After Peter Sagan sailed to another green jersey at the 2014 Tour de France, the race organisers ASO introduced a new points system to give the sprinters a fighting chance of beating the Slovakian. Try as they might, they couldn’t stop the Slovakian from romping to his fourth consecutive points classification victory, bringing him up to equal second with Sean Kelly in the overall standings. Three-time stage winner André Greipel put up a good fight early on but once the race moved into the mountains the German was no match for Sagan.
Sagan will roll into Paris with an insurmountable 104 point advantage over Greipel. “On this year’s Tour course it made Sagan basically impossible to beat. He still had to perform; he was there in every single big sprint in the first two or three. Even when Cav or Greipel were winning, Sagan was there in second,” three-time green jersey winner Robbie McEwen told Cyclingnews.
The points classification is often known as one for the sprinters but the challenge has always really been about consistency and Sagan has been just that. He’s notched up a record five second places, over varying terrain. He spent four days in the break throughout the mountains to ensure that when the final sprint stage loomed up he was already out of sight. The 25-year-old has pulled out some of his most impressive rides of the Tour, including the bum-clenching descent down the Col de Manse, but the one thing missing off his scorecard is a victory.
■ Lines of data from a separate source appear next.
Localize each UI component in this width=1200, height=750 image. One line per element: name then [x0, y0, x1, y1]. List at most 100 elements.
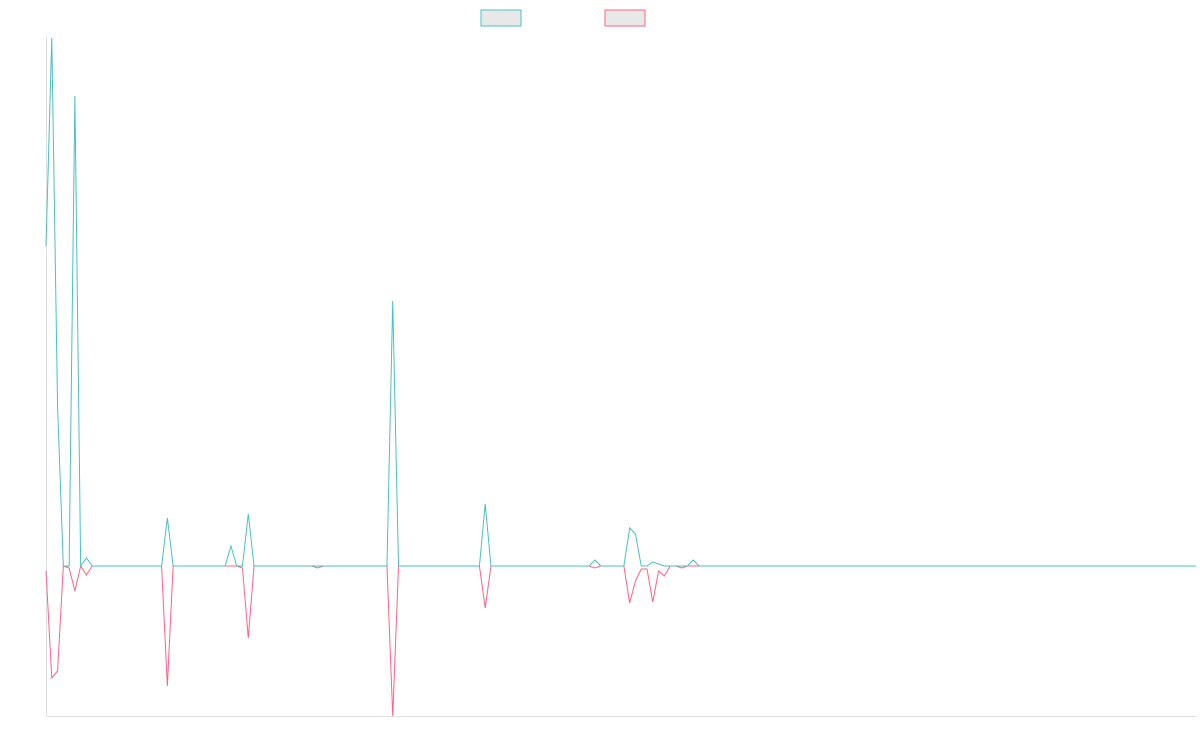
data-point[interactable] [627, 525, 633, 531]
data-point[interactable] [55, 403, 61, 409]
data-point[interactable] [765, 563, 771, 569]
data-point[interactable] [245, 511, 251, 517]
data-point[interactable] [760, 563, 766, 569]
data-point[interactable] [540, 563, 546, 569]
data-point[interactable] [575, 563, 581, 569]
data-point[interactable] [950, 563, 956, 569]
data-point[interactable] [211, 563, 217, 569]
data-point[interactable] [523, 563, 529, 569]
data-point[interactable] [286, 563, 292, 569]
data-point[interactable] [713, 563, 719, 569]
data-point[interactable] [344, 563, 350, 569]
data-point[interactable] [66, 563, 72, 569]
data-point[interactable] [355, 563, 361, 569]
data-point[interactable] [985, 563, 991, 569]
legend-swatch-negative[interactable] [604, 9, 646, 27]
data-point[interactable] [656, 568, 662, 574]
data-point[interactable] [823, 563, 829, 569]
data-point[interactable] [505, 563, 511, 569]
data-point[interactable] [1124, 563, 1130, 569]
data-point[interactable] [702, 563, 708, 569]
data-point[interactable] [690, 557, 696, 563]
data-point[interactable] [43, 243, 49, 249]
data-point[interactable] [338, 563, 344, 569]
data-point[interactable] [962, 563, 968, 569]
data-point[interactable] [1072, 563, 1078, 569]
data-point[interactable] [927, 563, 933, 569]
data-point[interactable] [557, 563, 563, 569]
data-point[interactable] [274, 563, 280, 569]
data-point[interactable] [881, 563, 887, 569]
data-point[interactable] [621, 563, 627, 569]
series-points-positive[interactable] [43, 35, 1199, 569]
data-point[interactable] [193, 563, 199, 569]
data-point[interactable] [413, 563, 419, 569]
data-point[interactable] [83, 572, 89, 578]
data-point[interactable] [933, 563, 939, 569]
data-point[interactable] [1153, 563, 1159, 569]
data-point[interactable] [748, 563, 754, 569]
data-point[interactable] [257, 563, 263, 569]
data-point[interactable] [1049, 563, 1055, 569]
legend-item-negative[interactable] [604, 9, 646, 27]
data-point[interactable] [788, 563, 794, 569]
data-point[interactable] [153, 563, 159, 569]
data-point[interactable] [910, 563, 916, 569]
data-point[interactable] [1141, 563, 1147, 569]
data-point[interactable] [419, 563, 425, 569]
data-point[interactable] [552, 563, 558, 569]
data-point[interactable] [1020, 563, 1026, 569]
data-point[interactable] [135, 563, 141, 569]
data-point[interactable] [887, 563, 893, 569]
data-point[interactable] [49, 675, 55, 681]
data-point[interactable] [228, 543, 234, 549]
data-point[interactable] [465, 563, 471, 569]
data-point[interactable] [234, 563, 240, 569]
data-point[interactable] [147, 563, 153, 569]
data-point[interactable] [453, 563, 459, 569]
data-point[interactable] [725, 563, 731, 569]
data-point[interactable] [199, 563, 205, 569]
data-point[interactable] [598, 563, 604, 569]
data-point[interactable] [968, 563, 974, 569]
data-point[interactable] [817, 563, 823, 569]
data-point[interactable] [280, 563, 286, 569]
data-point[interactable] [1077, 563, 1083, 569]
data-point[interactable] [1170, 563, 1176, 569]
data-point[interactable] [170, 563, 176, 569]
data-point[interactable] [736, 563, 742, 569]
data-point[interactable] [829, 563, 835, 569]
data-point[interactable] [656, 561, 662, 567]
series-points-negative[interactable] [43, 563, 1199, 719]
data-point[interactable] [482, 501, 488, 507]
data-point[interactable] [869, 563, 875, 569]
data-point[interactable] [315, 563, 321, 569]
data-point[interactable] [239, 563, 245, 569]
data-point[interactable] [921, 563, 927, 569]
data-point[interactable] [320, 563, 326, 569]
data-point[interactable] [1193, 563, 1199, 569]
data-point[interactable] [806, 563, 812, 569]
data-point[interactable] [1002, 563, 1008, 569]
data-point[interactable] [401, 563, 407, 569]
data-point[interactable] [673, 563, 679, 569]
data-point[interactable] [731, 563, 737, 569]
data-point[interactable] [1014, 563, 1020, 569]
data-point[interactable] [436, 563, 442, 569]
data-point[interactable] [476, 563, 482, 569]
data-point[interactable] [615, 563, 621, 569]
data-point[interactable] [112, 563, 118, 569]
data-point[interactable] [1147, 563, 1153, 569]
data-point[interactable] [719, 563, 725, 569]
data-point[interactable] [124, 563, 130, 569]
data-point[interactable] [638, 563, 644, 569]
data-point[interactable] [303, 563, 309, 569]
data-point[interactable] [632, 531, 638, 537]
data-point[interactable] [72, 93, 78, 99]
data-point[interactable] [367, 563, 373, 569]
data-point[interactable] [176, 563, 182, 569]
data-point[interactable] [1129, 563, 1135, 569]
data-point[interactable] [430, 563, 436, 569]
data-point[interactable] [130, 563, 136, 569]
data-point[interactable] [777, 563, 783, 569]
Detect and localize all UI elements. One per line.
After blowing into the Tour like a whirlwind in 2012, Sagan has failed to take a victory in his last two participations. “He’s great and I love watching him and I really hope that he can win a stage to give the green a little bit of shine,” said McEwen, who has been at the Tour de France with Australian broadcaster SBS and has been interviewing Sagan in the post-podium mixed zone for the last few weeks. ”I can’t help after I’ve interviewed him in the mix zone having a couple of words with him. I said the other day, take it easy and think of Paris. It frustrates me to see him get beaten and wasting energy too often.
“It’s got to be very frustrating for him but maybe some days instead of going in those breakaways he might have been better saving some energy, sitting back and maybe concentrating on few stages. I think he recovers very well but every time he goes he’s a little less the next day, still super strong but he’s a little bit less. He’s just chipping away at his own form. If he didn’t do that then he’d probably have more chance of winning a stage.”
One last opportunity remains for Sagan to get the Tour monkey off his back and take that elusive stage win. As a pan-flat day it’s not one that outright suits him but McEwen admits that it’s more complicated than that. “I won my first Tour stage on my last day of the Tour. I’d be really happy for him if he can win,” McEwen said. “On speed, you’d say Greipel but I think it’s going to be about the one who is the freshest after the mountains and that could well be Sagan because it’s been such a brutal four days. It’s about who can recover and get it right on the day.”